Diversity and Multi-culturalism

It is a common perception that the more ethnic minorities and home languages there are amongst a school’s student population, the more demands will be placed on teachers, and the less individual help all students will receive. I have also heard English speaking parents claim, that in a school with lots of children who have English as a second language, their child will be held back.This is almost certainly not the case.

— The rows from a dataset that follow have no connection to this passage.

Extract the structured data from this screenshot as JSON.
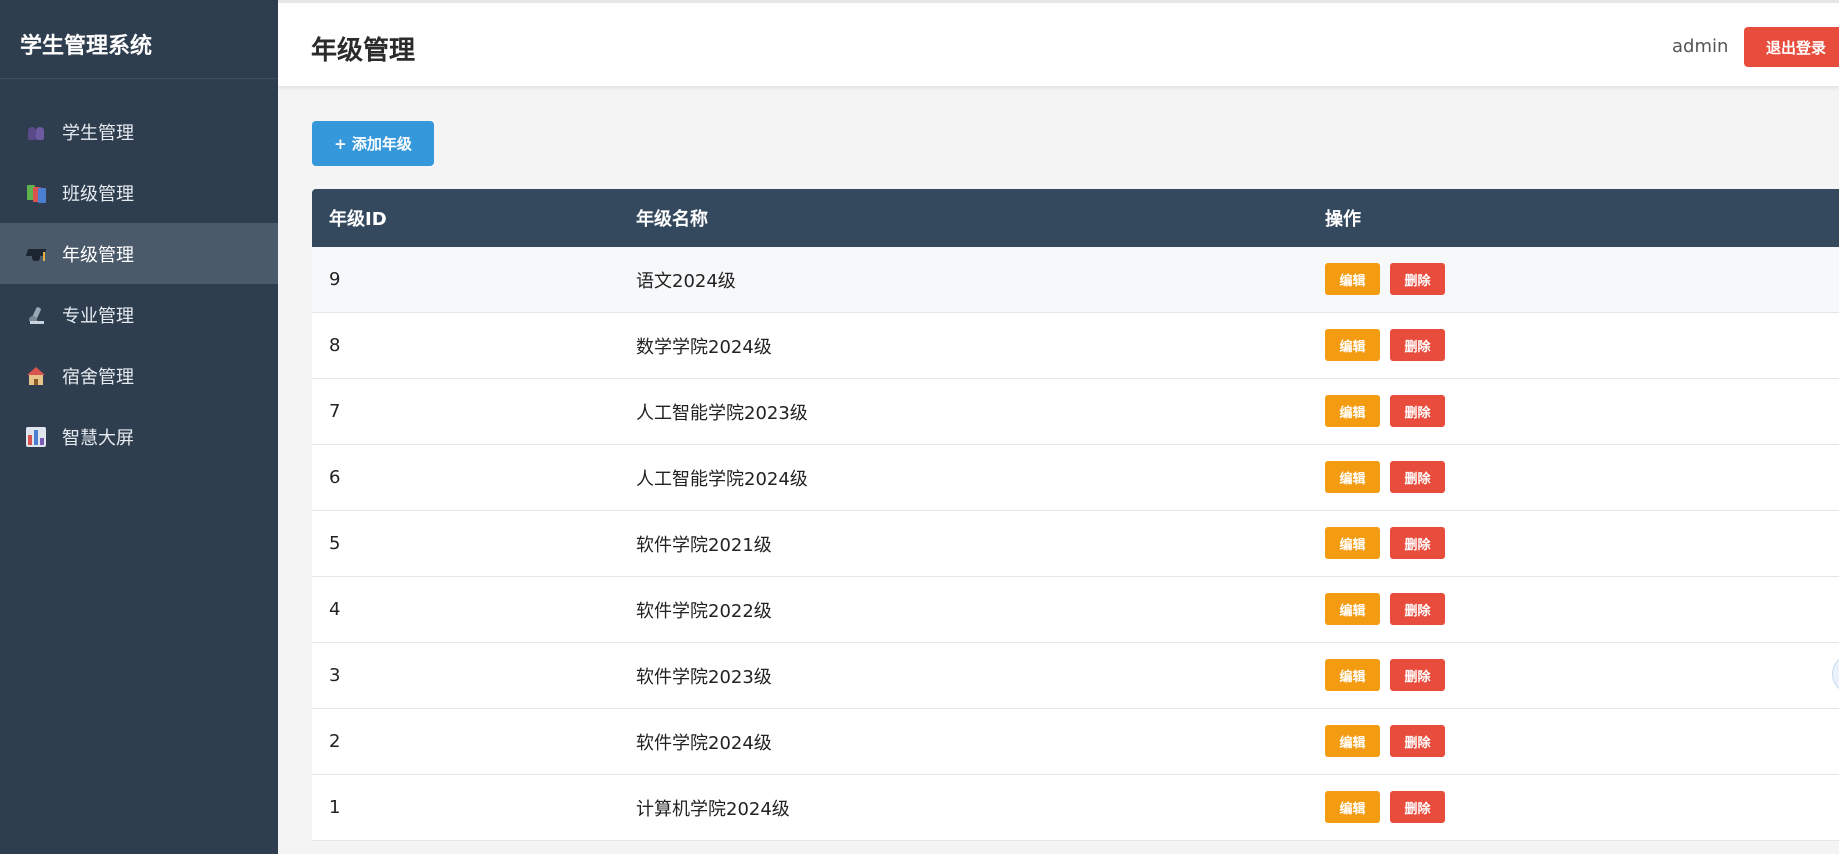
{
  "sidebar": {
    "title": "学生管理系统",
    "items": [
      {
        "label": "学生管理",
        "icon": "students-icon"
      },
      {
        "label": "班级管理",
        "icon": "books-icon"
      },
      {
        "label": "年级管理",
        "icon": "graduation-cap-icon",
        "active": true
      },
      {
        "label": "专业管理",
        "icon": "microscope-icon"
      },
      {
        "label": "宿舍管理",
        "icon": "house-icon"
      },
      {
        "label": "智慧大屏",
        "icon": "bar-chart-icon"
      }
    ]
  },
  "header": {
    "title": "年级管理",
    "user": "admin",
    "logout_label": "退出登录"
  },
  "toolbar": {
    "add_label": "+ 添加年级"
  },
  "table": {
    "columns": [
      "年级ID",
      "年级名称",
      "操作"
    ],
    "rows": [
      {
        "id": "9",
        "name": "语文2024级"
      },
      {
        "id": "8",
        "name": "数学学院2024级"
      },
      {
        "id": "7",
        "name": "人工智能学院2023级"
      },
      {
        "id": "6",
        "name": "人工智能学院2024级"
      },
      {
        "id": "5",
        "name": "软件学院2021级"
      },
      {
        "id": "4",
        "name": "软件学院2022级"
      },
      {
        "id": "3",
        "name": "软件学院2023级"
      },
      {
        "id": "2",
        "name": "软件学院2024级"
      },
      {
        "id": "1",
        "name": "计算机学院2024级"
      }
    ],
    "edit_label": "编辑",
    "delete_label": "删除"
  },
  "colors": {
    "sidebar_bg": "#2f3e4f",
    "header_table_bg": "#34495e",
    "primary": "#3498db",
    "edit": "#f39c12",
    "danger": "#e74c3c"
  }
}
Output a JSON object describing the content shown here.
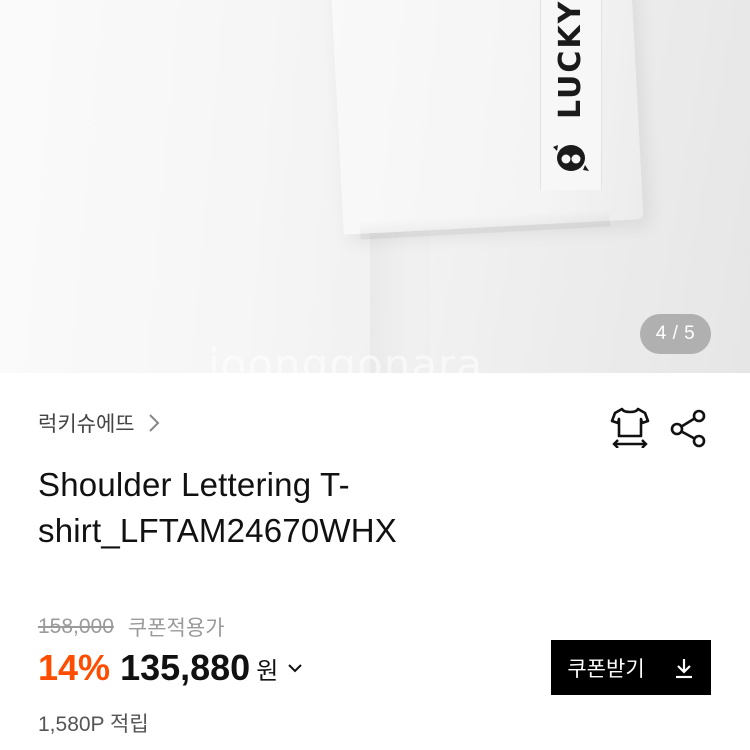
{
  "image": {
    "sleeve_text": "LUCKY",
    "counter": "4 / 5",
    "watermark": "joonggonara"
  },
  "product": {
    "brand": "럭키슈에뜨",
    "title": "Shoulder Lettering T-shirt_LFTAM24670WHX"
  },
  "price": {
    "original": "158,000",
    "original_label": "쿠폰적용가",
    "discount": "14%",
    "sale": "135,880",
    "currency": "원"
  },
  "coupon": {
    "label": "쿠폰받기"
  },
  "points": "1,580P 적립",
  "icons": {
    "brand_chevron": "chevron-right-icon",
    "size": "tshirt-size-icon",
    "share": "share-icon",
    "price_chevron": "chevron-down-icon",
    "download": "download-icon"
  },
  "colors": {
    "discount": "#ff4d00",
    "coupon_button_bg": "#000000",
    "strike_text": "#9a9a9a"
  }
}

  • A multi-cultural school will often have a diverse curriculum and a wide range of extra-curricular activities. For example, it could mark festivals and celebrations across the religious spectrum. It could provide Turkish lessons and classes in Caribbean drumming.
  • EAL students can often improve the learning opportunities of all students.
  • Every school should have an Equal Opportunities’ Policy. It should be accessible upon request. However, such a document is worthless unless it is applied in the school, and you as a parent need to see it in action at first hand.
  • I have found that in schools where there is a genuine multi-cultural mix, when there is no dominant race or culture in each class, students really do learn to be tolerant, because they have no other choice. In this situation, any child who is ‘different’ from the rest, for example, a middle class child in a school which  is predominantly working class, or a homosexual boy, is often just accepted as another one of the many minorities in the community. Children in this situation are used to difference. Every child will be ‘different’ to others at some time in their school career, so the better able the environment is to cope with that difference, the better time every child will have.
  • In schools where there is a numerically dominant ethnic group, and very small minorities, it may be a cause for concern if your child is in the minority. However, you need not necessarily worry. If the school has a strong and effectively applied equal opportunities’ policy, and therefore the minorities are well provided for, then sometimes the minority students can be in an advantageous position. If the minority is very small, then often other students do not recognise it, because they are not threatened by it.
  • In a school with two predominant, potentially conflicting cultures, there is sometimes volatility. A school in this situation needs a strong equal opportunities’ policy rigorously applied, otherwise, a cause for concern may arise for parents.
  • Undersubscribed schools could take more refugee students than other schools. LEAs will allocate students to a school which has places available. The transitional nature of the school intake becomes a concern. Refugee children are the most likely to move on to another school before their secondary schooling is complete. This creates instability in the learning environment.

Further Information


The ‘Information about this school’  section will include details about the ethnic breakdown of the student cohort.


The prospectus may include an ethnic breakdown of the student cohort.

Open Evening/Visit

The school’s equal opportunities’ policy should be available on request.